Senders that followed Google’s suggestion not to ask subscribers to redirect promotional messages into their Primary tabs have been collectively successful at reaching and engaging their audiences. On the other hand campaigns meant to convince users to override placement in the Promotions tab failed almost universally: Very few Gmail users complied, and inbox placement for those that did was sharply lower in 2014.
Holiday Inbox Placement Holds Steady, with an Assist from Apple
During a period that might be expected to suppress inbox placement with a surge in marketing email volume, the holidays instead maintained roughly constant deliverability – at least for campaigns from legitimate marketers. Lower complaint rates probably exerted the strongest influence on Q4 inbox placement rates and mobile devices may have played a contributing role. For the first time in November more than 50 per cent of email messages were opened on mobile devices – the majority of them iPhones and iPads. Consumers using the native Apple mail client were unable to file spam complaints as easily as other users. As a result this growing segment of the user population may appear to mailbox providers to be more satisfied with their commercial email than those reading mail on their desktops.

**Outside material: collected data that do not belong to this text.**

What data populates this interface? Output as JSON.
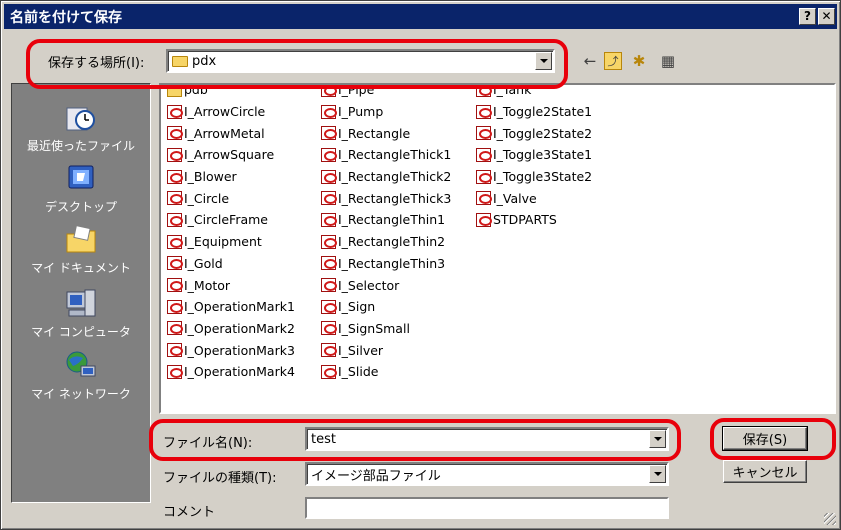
{
  "window": {
    "title": "名前を付けて保存",
    "help_btn": "?",
    "close_btn": "✕"
  },
  "location": {
    "label": "保存する場所(I):",
    "value": "pdx"
  },
  "toolbar": {
    "back_icon": "←",
    "up_icon": "⤴",
    "newfolder_icon": "✱",
    "view_icon": "▦"
  },
  "places": [
    {
      "label": "最近使ったファイル",
      "icon": "recent-icon"
    },
    {
      "label": "デスクトップ",
      "icon": "desktop-icon"
    },
    {
      "label": "マイ ドキュメント",
      "icon": "my-documents-icon"
    },
    {
      "label": "マイ コンピュータ",
      "icon": "my-computer-icon"
    },
    {
      "label": "マイ ネットワーク",
      "icon": "my-network-icon"
    }
  ],
  "files": {
    "col1": [
      {
        "name": "pdb",
        "type": "folder"
      },
      {
        "name": "I_ArrowCircle",
        "type": "part"
      },
      {
        "name": "I_ArrowMetal",
        "type": "part"
      },
      {
        "name": "I_ArrowSquare",
        "type": "part"
      },
      {
        "name": "I_Blower",
        "type": "part"
      },
      {
        "name": "I_Circle",
        "type": "part"
      },
      {
        "name": "I_CircleFrame",
        "type": "part"
      },
      {
        "name": "I_Equipment",
        "type": "part"
      },
      {
        "name": "I_Gold",
        "type": "part"
      },
      {
        "name": "I_Motor",
        "type": "part"
      },
      {
        "name": "I_OperationMark1",
        "type": "part"
      },
      {
        "name": "I_OperationMark2",
        "type": "part"
      },
      {
        "name": "I_OperationMark3",
        "type": "part"
      },
      {
        "name": "I_OperationMark4",
        "type": "part"
      }
    ],
    "col2": [
      {
        "name": "I_Pipe",
        "type": "part"
      },
      {
        "name": "I_Pump",
        "type": "part"
      },
      {
        "name": "I_Rectangle",
        "type": "part"
      },
      {
        "name": "I_RectangleThick1",
        "type": "part"
      },
      {
        "name": "I_RectangleThick2",
        "type": "part"
      },
      {
        "name": "I_RectangleThick3",
        "type": "part"
      },
      {
        "name": "I_RectangleThin1",
        "type": "part"
      },
      {
        "name": "I_RectangleThin2",
        "type": "part"
      },
      {
        "name": "I_RectangleThin3",
        "type": "part"
      },
      {
        "name": "I_Selector",
        "type": "part"
      },
      {
        "name": "I_Sign",
        "type": "part"
      },
      {
        "name": "I_SignSmall",
        "type": "part"
      },
      {
        "name": "I_Silver",
        "type": "part"
      },
      {
        "name": "I_Slide",
        "type": "part"
      }
    ],
    "col3": [
      {
        "name": "I_Tank",
        "type": "part"
      },
      {
        "name": "I_Toggle2State1",
        "type": "part"
      },
      {
        "name": "I_Toggle2State2",
        "type": "part"
      },
      {
        "name": "I_Toggle3State1",
        "type": "part"
      },
      {
        "name": "I_Toggle3State2",
        "type": "part"
      },
      {
        "name": "I_Valve",
        "type": "part"
      },
      {
        "name": "STDPARTS",
        "type": "part"
      }
    ]
  },
  "filename": {
    "label": "ファイル名(N):",
    "value": "test"
  },
  "filetype": {
    "label": "ファイルの種類(T):",
    "value": "イメージ部品ファイル"
  },
  "comment": {
    "label": "コメント",
    "value": ""
  },
  "buttons": {
    "save": "保存(S)",
    "cancel": "キャンセル"
  },
  "colors": {
    "titlebar": "#0a246a",
    "dialog_bg": "#d4d0c8",
    "places_bg": "#808080",
    "annotation": "#e8000b"
  }
}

“While we continue to see promising headway in some regions and industry sectors, reaching the inbox continues to be a struggle for marketers across the globe,” said George Bilbrey, Return Path co-founder and president. “The same challenges that kept reputable senders from consistently reaching subscribers a few years ago are still there, joined recently by new complications as mailbox providers push to keep unwanted mail out of the inbox. The potential to expand the reach of an email program by 10- to 20-per cent remains a key lever to drive stronger performance, though, and developing an understanding of the interplay between inbox placement and engagement, reputation, and marketing tactics is critical to maximising email ROI.”

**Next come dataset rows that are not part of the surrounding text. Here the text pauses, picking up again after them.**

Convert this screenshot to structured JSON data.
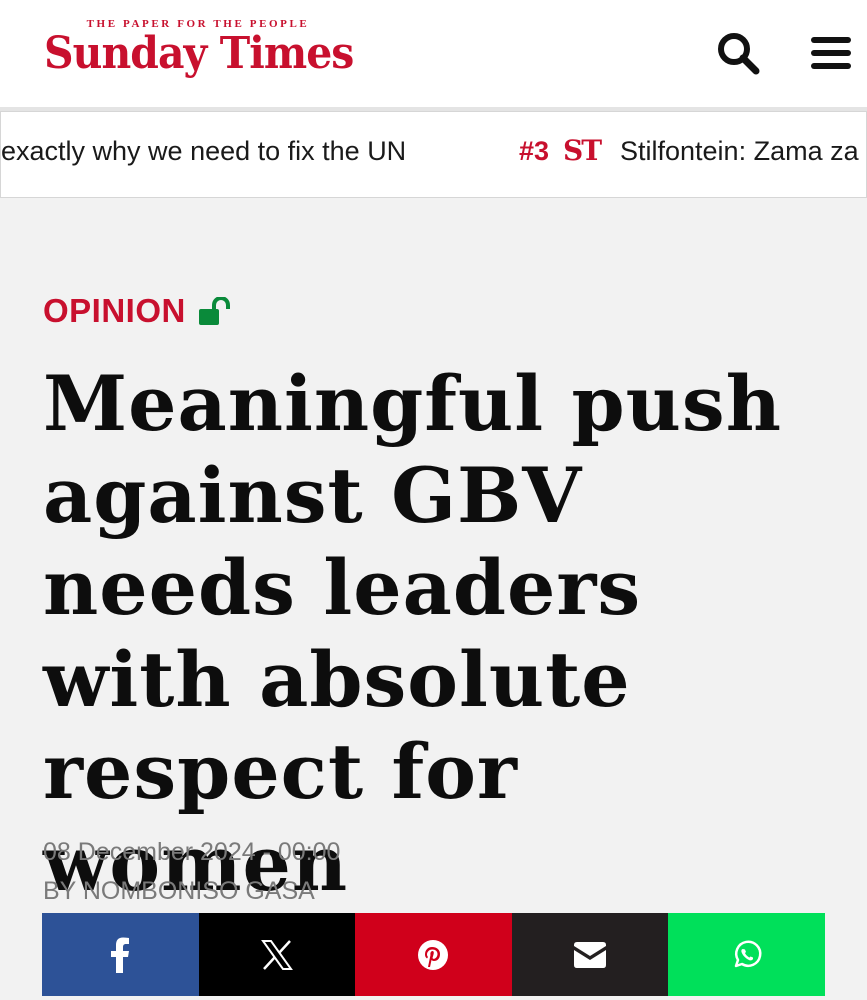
{
  "header": {
    "tagline": "THE PAPER FOR THE PEOPLE",
    "logo_text": "Sunday Times",
    "brand_color": "#c8102e",
    "search_icon": "search-icon",
    "menu_icon": "hamburger-menu-icon"
  },
  "ticker": {
    "items": [
      {
        "text": "exactly why we need to fix the UN"
      },
      {
        "number": "#3",
        "logo": "ST",
        "text": "Stilfontein: Zama za"
      }
    ]
  },
  "article": {
    "category": "OPINION",
    "lock_icon": "unlocked-padlock-icon",
    "lock_color": "#0a8a3a",
    "headline": "Meaningful push against GBV needs leaders with absolute respect for women",
    "date": "08 December 2024 - 00:00",
    "byline": "BY NOMBONISO GASA"
  },
  "share": {
    "buttons": [
      {
        "name": "facebook",
        "icon": "facebook-icon",
        "color": "#2d5297"
      },
      {
        "name": "x",
        "icon": "x-icon",
        "color": "#000000"
      },
      {
        "name": "pinterest",
        "icon": "pinterest-icon",
        "color": "#d0001b"
      },
      {
        "name": "email",
        "icon": "email-icon",
        "color": "#231f20"
      },
      {
        "name": "whatsapp",
        "icon": "whatsapp-icon",
        "color": "#00e05a"
      }
    ]
  }
}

Return Path’s Inbox Placement Benchmark Report also highlights worldwide inbox placement by industry sector and examines the evolution of measurement in response to rapidly diversifying email applications and consumer behaviour, increasingly individualised mailbox provider decision making, and the rising influence of subscriber engagement on deliverability
The complete study, including infographics, can be downloaded here.
Methodology
Return Path conducted this study using a representative sample of more than 492 million commercial email messages sent with permission to consumers around the world between May 2013 and April 2014. Global and regional statistics are based on performance across more than 150 mailbox providers in North America, South America, Europe, and Asia-Pacific regions; country- and industry-specific statistics are based on a subset of senders whose location and industry classifications are identifiable.